Mital,
Like Arun said, you should set bdb.cache.evictln=true. Setting it to false is an optimization for slow spinning disks at the cost of increased JVM heap usage (and consequently longer GC times), but you're on SSD. So, you'll actually have better performance if you set this to true.
Can you also give us more details on your read and write patterns?
- put() per second
- get() per second
- getAll() per second
- delete() per second
- For pu(), ratio of updates versus creates (overwrite versus new key)
- For getAll(), average and max number of keys per call
- Average and max key size
- Average and max value size
- How many stores on the cluster
You're best off making the JVM as small as possible, but you will need to have enough bdb cache to hold the hotset of the indexes of the stores.
A quick performance enhancement out of the box is to remove the ReadOnlyStorageEngineConfiguration from the storage.configs parameter.

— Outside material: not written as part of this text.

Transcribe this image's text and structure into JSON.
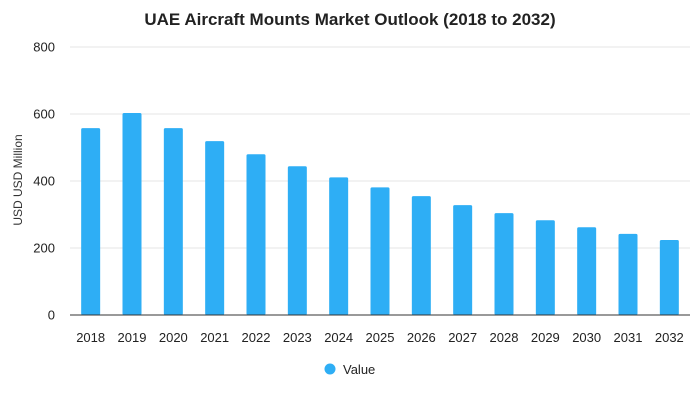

That way you only have the BdbStorageEngine running in your app.
This is one of our cluster configurations that hosts 50 stores and gets about a peak of 70,000 writes a second against billions of keys:
admin.max.threads=40
bdb.cache.evictln=true
bdb.cache.size=20GB
bdb.cleaner.interval.bytes=15728640
bdb.cleaner.lazy.migration=false
bdb.cleaner.min.file.utilization=0
bdb.cleaner.threads=1
bdb.enable=true
bdb.evict.by.level=true
bdb.expose.space.utilization=true
bdb.lock.nLockTables=47
bdb.minimize.scan.impact=true
bdb.one.env.per.store=true
bdb.raw.property.string=je.cleaner.adjustUtilization=false
data.directory=${voldemort.data.dir}
enable.server.routing=false
enable.verbose.logging=false
http.enable=false
max.proxy.put.threads=50
nio.connector.selectors=50
num.scan.permits=2
restore.data.timeout.sec=1314000
retention.cleanup.first.start.hour=3
scheduler.threads=24
storage.configs=voldemort.store.bdb.BdbStorageConfiguration
stream.read.byte.per.sec=209715200
stream.write.byte.per.sec=78643200
voldemort.home=${voldemort.home.dir}
Some of the settings, like bdb.cleaner.threads, bdb.checkpoint.interval.bytes and bdb.cleaner.interval.bytes depend heavily on how frequently you create new keys and overwrite existing keys and how large the average and peak write sizes are.
We host that config in a 31gb Xms/Xmx JVM heap with UseCompressedOops set.